Ia melihat ke satu arah, melamun.

INT. RUANG TAMU - RUMAH FARAH - SORE - MASA LALU

Farah duduk di ruang tamu rumahnya, rumah itu sepi, tak ada kursi di sana, Karpet-karpet menutup seluruh lantai. Sedangkan Farah memakai Baju terusan warna gelap, dengan Selendang berada di Kepalanya.

Farah mengambil handphonenya dan memencet sesuatu di sana, ia menempelkannya di telinga.

FARAH

Halo...

BAPAK (V.O)

Iya... Farah.

FARAH

Farah mau kasih tahu... Ibu meninggal.

Ada jeda di antara mereka.

FARAH

Ibu udah di kuburin tadi.

BAPAK (V.O)

Penyakit Ibu kambuh lagi?

FARAH

Iya, Pak...

BAPAK (V.O)

Iya... Bapak tahu, ginjal Ibu dah parah...

Ada jeda di antara mereka.

BAPAK (V.O)

Anak Bapak sehat?

FARAH

Sehat, Pak. Bapak?

EXT. TERAS - RUMAH LAMA FARAH - SORE

Bapak duduk di teras rumah, keadaan rumah saat itu sama dengan keadaan rumah ketika Farah lihat pertama kalinya.

Bapak terlihat lebih tua, namun tidak hilang karismanya, namun Bapak terlihat pucat.

BAPAK

Bapak sehat...

Ada jeda di antara mereka.

FARAH (V.O)

Ibu masih sering bicara tentang Fauzi.

BAPAK

Itu wajar Farah, tak ada orang tua yang mau lihat anaknya meninggal duluan dari dia. Sampai kapanpun, orang tua mau lihat anaknya besar, sekolah, kuliah, kerja, nikah, punya anak. Kalau bisa biarkanlah Orang Tua mati buat anak mereka.

INTERCUT ANTARA FARAH DAN BAPAK

BAPAK

Bapak bohong kalau bilang dah terima kalau Fauzi meninggal, sedikit... sedikit... kadang-kadang Bapak pikir apa jadinya kalau Farah sama Fauzi tak jemput Bapak.

FARAH

Kita harus terima, Pak. Apapun yang terjadi.

BAPAK

...Bapak minta maaf... Bapak tahu Farah tahan semuanya sendiri sampai sekarang. Sedangkan Bapak tak di sana, bantu Farah.

FARAH

Itu udah lama Pak, Farah gak mempermasalahkannya. Farah coba ngerti pilihan Bapak. Tapi yang terjadi sama Bapak Ibu... itu salah Bapak.

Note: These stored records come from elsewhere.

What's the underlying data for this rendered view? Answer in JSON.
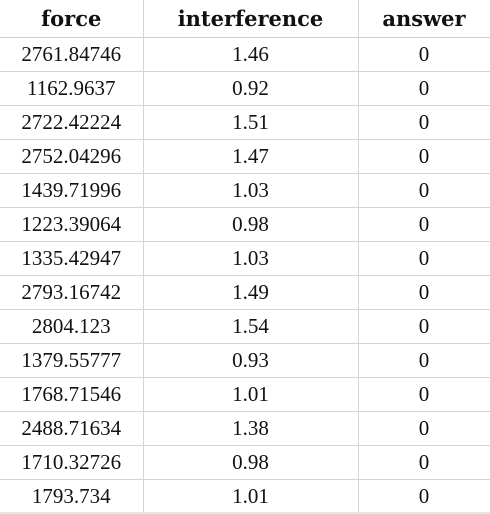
{
  "spreadsheet": {
    "columns": [
      "force",
      "interference",
      "answer"
    ],
    "rows": [
      [
        "2761.84746",
        "1.46",
        "0"
      ],
      [
        "1162.9637",
        "0.92",
        "0"
      ],
      [
        "2722.42224",
        "1.51",
        "0"
      ],
      [
        "2752.04296",
        "1.47",
        "0"
      ],
      [
        "1439.71996",
        "1.03",
        "0"
      ],
      [
        "1223.39064",
        "0.98",
        "0"
      ],
      [
        "1335.42947",
        "1.03",
        "0"
      ],
      [
        "2793.16742",
        "1.49",
        "0"
      ],
      [
        "2804.123",
        "1.54",
        "0"
      ],
      [
        "1379.55777",
        "0.93",
        "0"
      ],
      [
        "1768.71546",
        "1.01",
        "0"
      ],
      [
        "2488.71634",
        "1.38",
        "0"
      ],
      [
        "1710.32726",
        "0.98",
        "0"
      ],
      [
        "1793.734",
        "1.01",
        "0"
      ]
    ]
  }
}
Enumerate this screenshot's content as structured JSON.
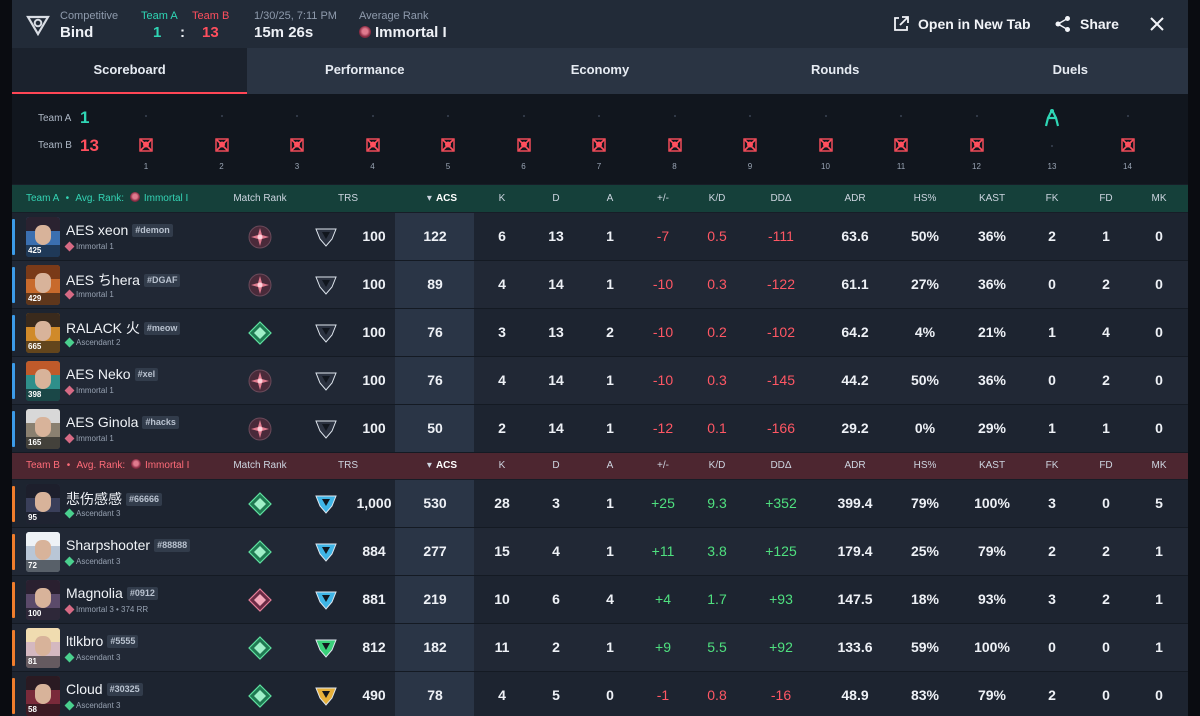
{
  "header": {
    "mode_label": "Competitive",
    "map": "Bind",
    "teamA_label": "Team A",
    "teamB_label": "Team B",
    "teamA_score": "1",
    "separator": ":",
    "teamB_score": "13",
    "date": "1/30/25, 7:11 PM",
    "duration": "15m 26s",
    "avg_rank_label": "Average Rank",
    "avg_rank": "Immortal I",
    "open_new_tab": "Open in New Tab",
    "share": "Share"
  },
  "tabs": [
    "Scoreboard",
    "Performance",
    "Economy",
    "Rounds",
    "Duels"
  ],
  "timeline": {
    "teamA_label": "Team A",
    "teamA_score": "1",
    "teamB_label": "Team B",
    "teamB_score": "13",
    "rounds": [
      "1",
      "2",
      "3",
      "4",
      "5",
      "6",
      "7",
      "8",
      "9",
      "10",
      "11",
      "12",
      "13",
      "14"
    ],
    "winners": [
      "B",
      "B",
      "B",
      "B",
      "B",
      "B",
      "B",
      "B",
      "B",
      "B",
      "B",
      "B",
      "A",
      "B"
    ]
  },
  "columns": {
    "match_rank": "Match Rank",
    "trs": "TRS",
    "acs": "ACS",
    "k": "K",
    "d": "D",
    "a": "A",
    "pm": "+/-",
    "kd": "K/D",
    "dda": "DDΔ",
    "adr": "ADR",
    "hs": "HS%",
    "kast": "KAST",
    "fk": "FK",
    "fd": "FD",
    "mk": "MK"
  },
  "teamA": {
    "label": "Team A",
    "bullet": "•",
    "avg_rank_label": "Avg. Rank:",
    "avg_rank": "Immortal I",
    "players": [
      {
        "level": "425",
        "name": "AES xeon",
        "tag": "#demon",
        "rank": "Immortal 1",
        "trs": "100",
        "acs": "122",
        "k": "6",
        "d": "13",
        "a": "1",
        "pm": "-7",
        "kd": "0.5",
        "dda": "-111",
        "adr": "63.6",
        "hs": "50%",
        "kast": "36%",
        "fk": "2",
        "fd": "1",
        "mk": "0"
      },
      {
        "level": "429",
        "name": "AES ちhera",
        "tag": "#DGAF",
        "rank": "Immortal 1",
        "trs": "100",
        "acs": "89",
        "k": "4",
        "d": "14",
        "a": "1",
        "pm": "-10",
        "kd": "0.3",
        "dda": "-122",
        "adr": "61.1",
        "hs": "27%",
        "kast": "36%",
        "fk": "0",
        "fd": "2",
        "mk": "0"
      },
      {
        "level": "665",
        "name": "RALACK 火",
        "tag": "#meow",
        "rank": "Ascendant 2",
        "trs": "100",
        "acs": "76",
        "k": "3",
        "d": "13",
        "a": "2",
        "pm": "-10",
        "kd": "0.2",
        "dda": "-102",
        "adr": "64.2",
        "hs": "4%",
        "kast": "21%",
        "fk": "1",
        "fd": "4",
        "mk": "0"
      },
      {
        "level": "398",
        "name": "AES Neko",
        "tag": "#xel",
        "rank": "Immortal 1",
        "trs": "100",
        "acs": "76",
        "k": "4",
        "d": "14",
        "a": "1",
        "pm": "-10",
        "kd": "0.3",
        "dda": "-145",
        "adr": "44.2",
        "hs": "50%",
        "kast": "36%",
        "fk": "0",
        "fd": "2",
        "mk": "0"
      },
      {
        "level": "165",
        "name": "AES Ginola",
        "tag": "#hacks",
        "rank": "Immortal 1",
        "trs": "100",
        "acs": "50",
        "k": "2",
        "d": "14",
        "a": "1",
        "pm": "-12",
        "kd": "0.1",
        "dda": "-166",
        "adr": "29.2",
        "hs": "0%",
        "kast": "29%",
        "fk": "1",
        "fd": "1",
        "mk": "0"
      }
    ]
  },
  "teamB": {
    "label": "Team B",
    "bullet": "•",
    "avg_rank_label": "Avg. Rank:",
    "avg_rank": "Immortal I",
    "players": [
      {
        "level": "95",
        "name": "悲伤感感",
        "tag": "#66666",
        "rank": "Ascendant 3",
        "trs": "1,000",
        "acs": "530",
        "k": "28",
        "d": "3",
        "a": "1",
        "pm": "+25",
        "kd": "9.3",
        "dda": "+352",
        "adr": "399.4",
        "hs": "79%",
        "kast": "100%",
        "fk": "3",
        "fd": "0",
        "mk": "5"
      },
      {
        "level": "72",
        "name": "Sharpshooter",
        "tag": "#88888",
        "rank": "Ascendant 3",
        "trs": "884",
        "acs": "277",
        "k": "15",
        "d": "4",
        "a": "1",
        "pm": "+11",
        "kd": "3.8",
        "dda": "+125",
        "adr": "179.4",
        "hs": "25%",
        "kast": "79%",
        "fk": "2",
        "fd": "2",
        "mk": "1"
      },
      {
        "level": "100",
        "name": "Magnolia",
        "tag": "#0912",
        "rank": "Immortal 3 • 374 RR",
        "trs": "881",
        "acs": "219",
        "k": "10",
        "d": "6",
        "a": "4",
        "pm": "+4",
        "kd": "1.7",
        "dda": "+93",
        "adr": "147.5",
        "hs": "18%",
        "kast": "93%",
        "fk": "3",
        "fd": "2",
        "mk": "1"
      },
      {
        "level": "81",
        "name": "ltlkbro",
        "tag": "#5555",
        "rank": "Ascendant 3",
        "trs": "812",
        "acs": "182",
        "k": "11",
        "d": "2",
        "a": "1",
        "pm": "+9",
        "kd": "5.5",
        "dda": "+92",
        "adr": "133.6",
        "hs": "59%",
        "kast": "100%",
        "fk": "0",
        "fd": "0",
        "mk": "1"
      },
      {
        "level": "58",
        "name": "Cloud",
        "tag": "#30325",
        "rank": "Ascendant 3",
        "trs": "490",
        "acs": "78",
        "k": "4",
        "d": "5",
        "a": "0",
        "pm": "-1",
        "kd": "0.8",
        "dda": "-16",
        "adr": "48.9",
        "hs": "83%",
        "kast": "79%",
        "fk": "2",
        "fd": "0",
        "mk": "0"
      }
    ]
  },
  "colors": {
    "teamA": "#2fd6b5",
    "teamB": "#ff4f5e",
    "positive": "#4fe07f",
    "negative": "#ff5764",
    "accent": "#ff4655"
  }
}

Ada jeda di antara mereka.

FARAH

Buat Farah, Bapak mengaku salah itu udah cukup. Bapak harus minta maaf sama Ibu.
(jeda)
Farah gak marah sama Bapak, Farah cuma kecewa.

Bapak tidak menjawab, ia hanya diam.

FARAH

Tapi satu hal yang pasti, Farah gak mau hidup kayak Bapak sama Ibu. Farah juga gak mau salahin keadaan apa yang terjadi sama keluarga kita... Itu yang bisa Farah lakukan sekarang.

Bapak tidak menjawab, ia melihat kearah lain.

BAPAK

Dah besar Anak Bapak ye...

FARAH

...Iyelah... kan Farah Anak Bapak...

Farah melihat kearah lain, membersihkan wajahnya. Sambungan terputus, Farah meletakkan handphonenya di lantai. Ia berbaring di samping handphonenya, membelakangi pintu.